Crisi idrica e tensione a Canicattì, minacce di morte sui social al sindaco
Rimane alta la tensione a Canicattì. In questi giorni il sindaco Vincenzo Corbo ha ricevuto una serie di minacce anche di morte via web
Rimane alta la tensione a Canicattì sulla vicenda idrica nonostante da stamattina abbiano ripreso a circolare in città le autobotti autorizzate da Aica. In questi giorni, il sindaco Vincenzo Corbo ha ricevuto una serie di minacce anche di morte via web.

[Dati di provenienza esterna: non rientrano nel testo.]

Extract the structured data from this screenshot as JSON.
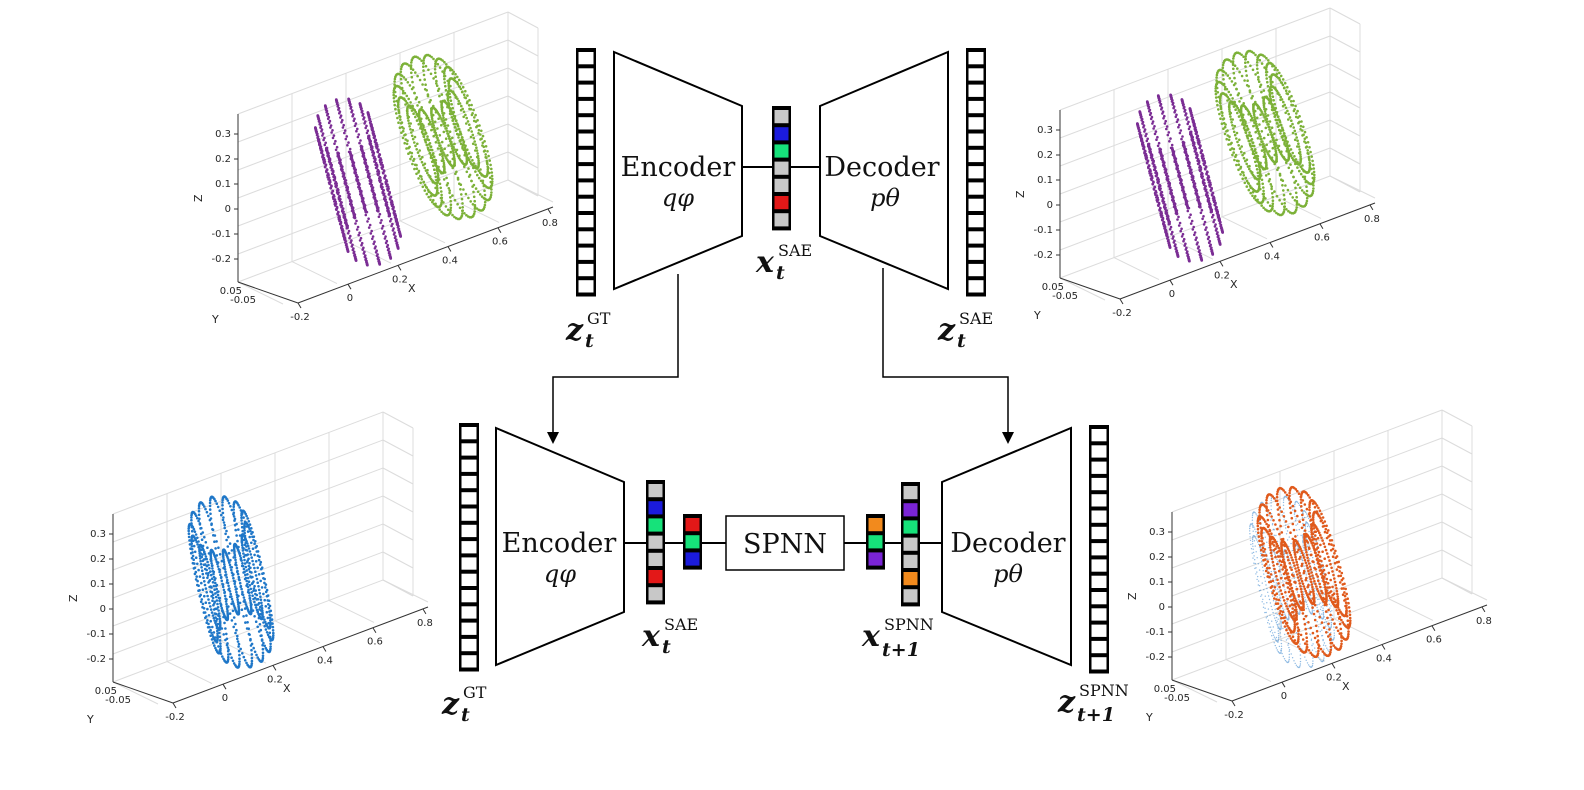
{
  "colors": {
    "purple": "#7b2d94",
    "green": "#7cb138",
    "blue": "#1f77c8",
    "orange": "#e05a1c",
    "cell_gray": "#c8c8c8",
    "cell_blue": "#1b1bdc",
    "cell_green": "#16e27a",
    "cell_red": "#e31818",
    "cell_orange": "#f28a1d",
    "cell_violet": "#7a24d6"
  },
  "plots": {
    "axis_x": "X",
    "axis_y": "Y",
    "axis_z": "Z",
    "z_ticks": [
      "0.3",
      "0.2",
      "0.1",
      "0",
      "-0.1",
      "-0.2"
    ],
    "x_ticks": [
      "-0.2",
      "0",
      "0.2",
      "0.4",
      "0.6",
      "0.8"
    ],
    "y_ticks": [
      "0.05",
      "-0.05"
    ]
  },
  "top": {
    "encoder_name": "Encoder",
    "encoder_param": "qφ",
    "decoder_name": "Decoder",
    "decoder_param": "pθ",
    "input_label": {
      "symbol": "z",
      "sub": "t",
      "sup": "GT"
    },
    "latent_label": {
      "symbol": "x",
      "sub": "t",
      "sup": "SAE"
    },
    "output_label": {
      "symbol": "z",
      "sub": "t",
      "sup": "SAE"
    }
  },
  "bottom": {
    "encoder_name": "Encoder",
    "encoder_param": "qφ",
    "decoder_name": "Decoder",
    "decoder_param": "pθ",
    "spnn_label": "SPNN",
    "input_label": {
      "symbol": "z",
      "sub": "t",
      "sup": "GT"
    },
    "latent_label": {
      "symbol": "x",
      "sub": "t",
      "sup": "SAE"
    },
    "next_latent_label": {
      "symbol": "x",
      "sub": "t+1",
      "sup": "SPNN"
    },
    "output_label": {
      "symbol": "z",
      "sub": "t+1",
      "sup": "SPNN"
    }
  }
}
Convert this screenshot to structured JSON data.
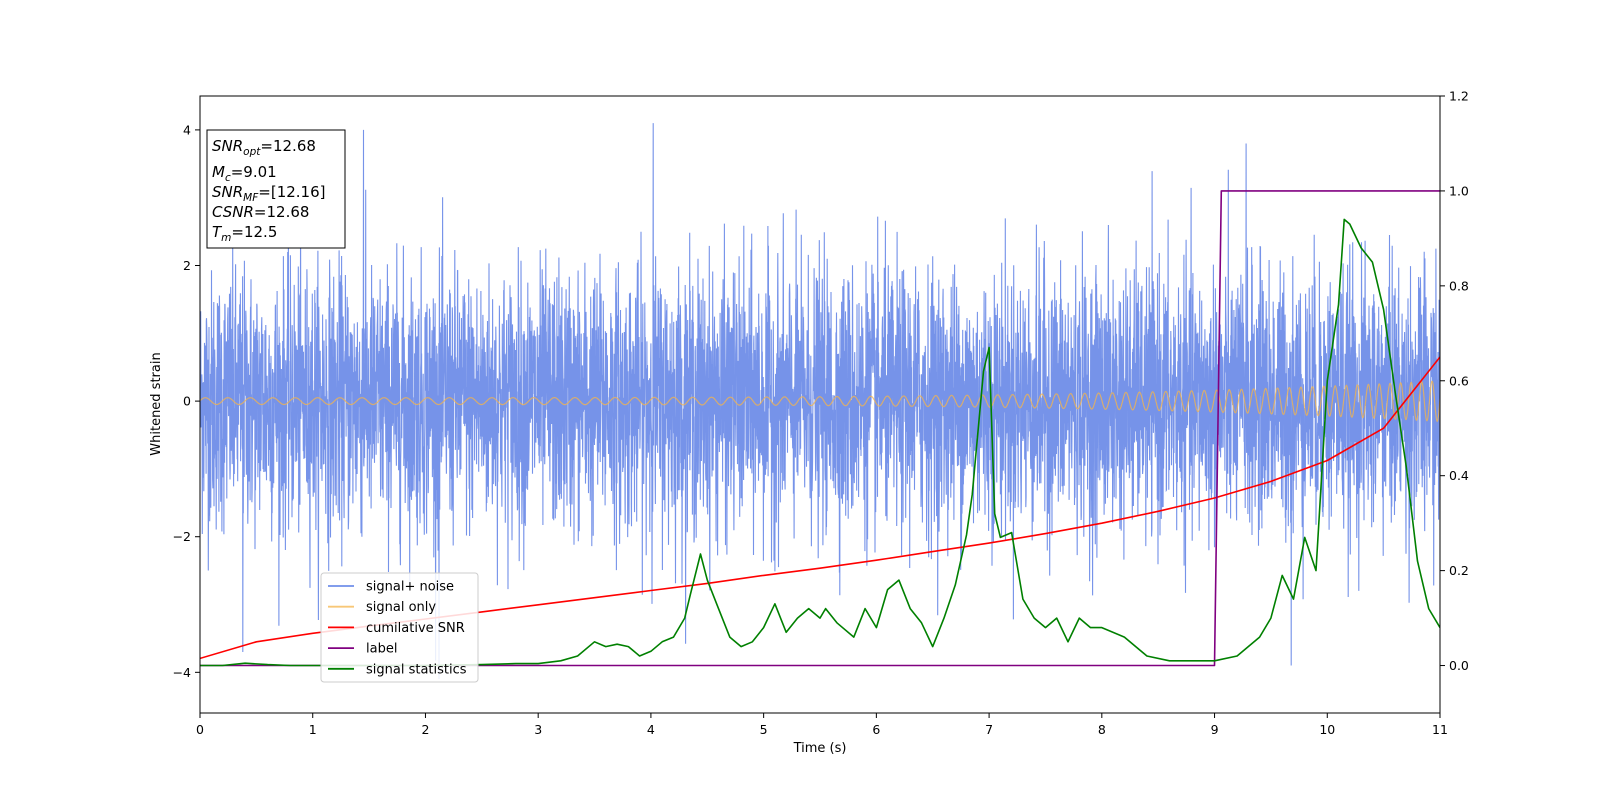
{
  "chart_data": {
    "type": "line",
    "xlabel": "Time (s)",
    "ylabel_left": "Whitened strain",
    "ylabel_right": "",
    "xlim": [
      0,
      11
    ],
    "ylim_left": [
      -4.6,
      4.5
    ],
    "ylim_right": [
      -0.1,
      1.2
    ],
    "xticks": [
      "0",
      "1",
      "2",
      "3",
      "4",
      "5",
      "6",
      "7",
      "8",
      "9",
      "10",
      "11"
    ],
    "yticks_left": [
      "−4",
      "−2",
      "0",
      "2",
      "4"
    ],
    "yticks_right": [
      "0.0",
      "0.2",
      "0.4",
      "0.6",
      "0.8",
      "1.0",
      "1.2"
    ],
    "grid": false,
    "legend_position": "lower-left",
    "annotation": {
      "lines": [
        {
          "base": "SNR",
          "sub": "opt",
          "value": "=12.68"
        },
        {
          "base": "M",
          "sub": "c",
          "value": "=9.01"
        },
        {
          "base": "SNR",
          "sub": "MF",
          "value": "=[12.16]"
        },
        {
          "base": "CSNR",
          "sub": "",
          "value": "=12.68"
        },
        {
          "base": "T",
          "sub": "m",
          "value": "=12.5"
        }
      ]
    },
    "series": [
      {
        "name": "signal+ noise",
        "axis": "left",
        "color": "#4169e1",
        "kind": "noise",
        "envelope": {
          "typical_amplitude": 1.4,
          "peak_amplitude": 4.1,
          "sample_rate_per_s": 500
        },
        "notable_peaks": [
          [
            0.38,
            -3.7
          ],
          [
            1.45,
            4.0
          ],
          [
            2.12,
            -4.15
          ],
          [
            4.02,
            4.1
          ],
          [
            9.28,
            3.8
          ],
          [
            9.68,
            -3.9
          ]
        ]
      },
      {
        "name": "signal only",
        "axis": "left",
        "color": "#f5b44a",
        "kind": "chirp",
        "amplitude_start": 0.05,
        "amplitude_end": 0.3,
        "cycles_per_s_start": 5.0,
        "cycles_per_s_end": 11.0
      },
      {
        "name": "cumilative SNR",
        "axis": "right",
        "color": "#ff0000",
        "x": [
          0,
          0.5,
          1,
          1.5,
          2,
          2.5,
          3,
          3.5,
          4,
          4.5,
          5,
          5.5,
          6,
          6.5,
          7,
          7.5,
          8,
          8.5,
          9,
          9.5,
          10,
          10.5,
          11
        ],
        "y": [
          0.015,
          0.05,
          0.068,
          0.083,
          0.098,
          0.113,
          0.128,
          0.143,
          0.158,
          0.173,
          0.19,
          0.205,
          0.222,
          0.24,
          0.258,
          0.278,
          0.3,
          0.325,
          0.353,
          0.388,
          0.432,
          0.5,
          0.65
        ]
      },
      {
        "name": "label",
        "axis": "right",
        "color": "#800080",
        "x": [
          0,
          9.0,
          9.06,
          11
        ],
        "y": [
          0.0,
          0.0,
          1.0,
          1.0
        ]
      },
      {
        "name": "signal statistics",
        "axis": "right",
        "color": "#008000",
        "x": [
          0,
          0.2,
          0.4,
          0.6,
          0.8,
          1.0,
          1.5,
          2.0,
          2.5,
          2.8,
          3.0,
          3.2,
          3.35,
          3.5,
          3.6,
          3.7,
          3.8,
          3.9,
          4.0,
          4.1,
          4.2,
          4.3,
          4.35,
          4.44,
          4.5,
          4.6,
          4.7,
          4.8,
          4.9,
          5.0,
          5.1,
          5.2,
          5.3,
          5.4,
          5.5,
          5.55,
          5.65,
          5.8,
          5.9,
          6.0,
          6.1,
          6.2,
          6.3,
          6.4,
          6.5,
          6.6,
          6.7,
          6.8,
          6.85,
          6.95,
          7.0,
          7.05,
          7.1,
          7.2,
          7.3,
          7.4,
          7.5,
          7.6,
          7.7,
          7.8,
          7.9,
          8.0,
          8.2,
          8.4,
          8.6,
          9.0,
          9.2,
          9.4,
          9.5,
          9.6,
          9.7,
          9.8,
          9.9,
          10.0,
          10.1,
          10.15,
          10.2,
          10.3,
          10.4,
          10.5,
          10.6,
          10.7,
          10.8,
          10.9,
          11.0
        ],
        "y": [
          0.0,
          0.0,
          0.005,
          0.002,
          0.0,
          0.0,
          0.0,
          0.0,
          0.002,
          0.004,
          0.004,
          0.01,
          0.02,
          0.05,
          0.04,
          0.045,
          0.04,
          0.02,
          0.03,
          0.05,
          0.06,
          0.1,
          0.15,
          0.235,
          0.18,
          0.12,
          0.06,
          0.04,
          0.05,
          0.08,
          0.13,
          0.07,
          0.1,
          0.12,
          0.1,
          0.12,
          0.09,
          0.06,
          0.12,
          0.08,
          0.16,
          0.18,
          0.12,
          0.09,
          0.04,
          0.1,
          0.17,
          0.275,
          0.36,
          0.62,
          0.67,
          0.32,
          0.27,
          0.28,
          0.14,
          0.1,
          0.08,
          0.1,
          0.05,
          0.1,
          0.08,
          0.08,
          0.06,
          0.02,
          0.01,
          0.01,
          0.02,
          0.06,
          0.1,
          0.19,
          0.14,
          0.27,
          0.2,
          0.6,
          0.76,
          0.94,
          0.93,
          0.88,
          0.85,
          0.75,
          0.58,
          0.42,
          0.22,
          0.12,
          0.08
        ]
      }
    ]
  }
}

Frasi chiare e dal tenore preoccupante come ad esempio: “se non si risolve la questione acqua stasera do fuoco a tutto”. “Non farti vedere in giro altrimenti ti stacco la testa”. “So dove abiti vengo sino a casa tua a cercarti tanto a te l’acqua di sicuro non manca”. “Pezzo di m… ti devi dimettere”.
Minacce ed insulti sui quali adesso stanno cercando di fare luce gli agenti della polizia postale e gli uomini della Digos della questura di Agrigento che avrebbero già sentito il sindaco ed acquisto alcuni screen shot di commenti postati in questi sui social anche in maniera anonima.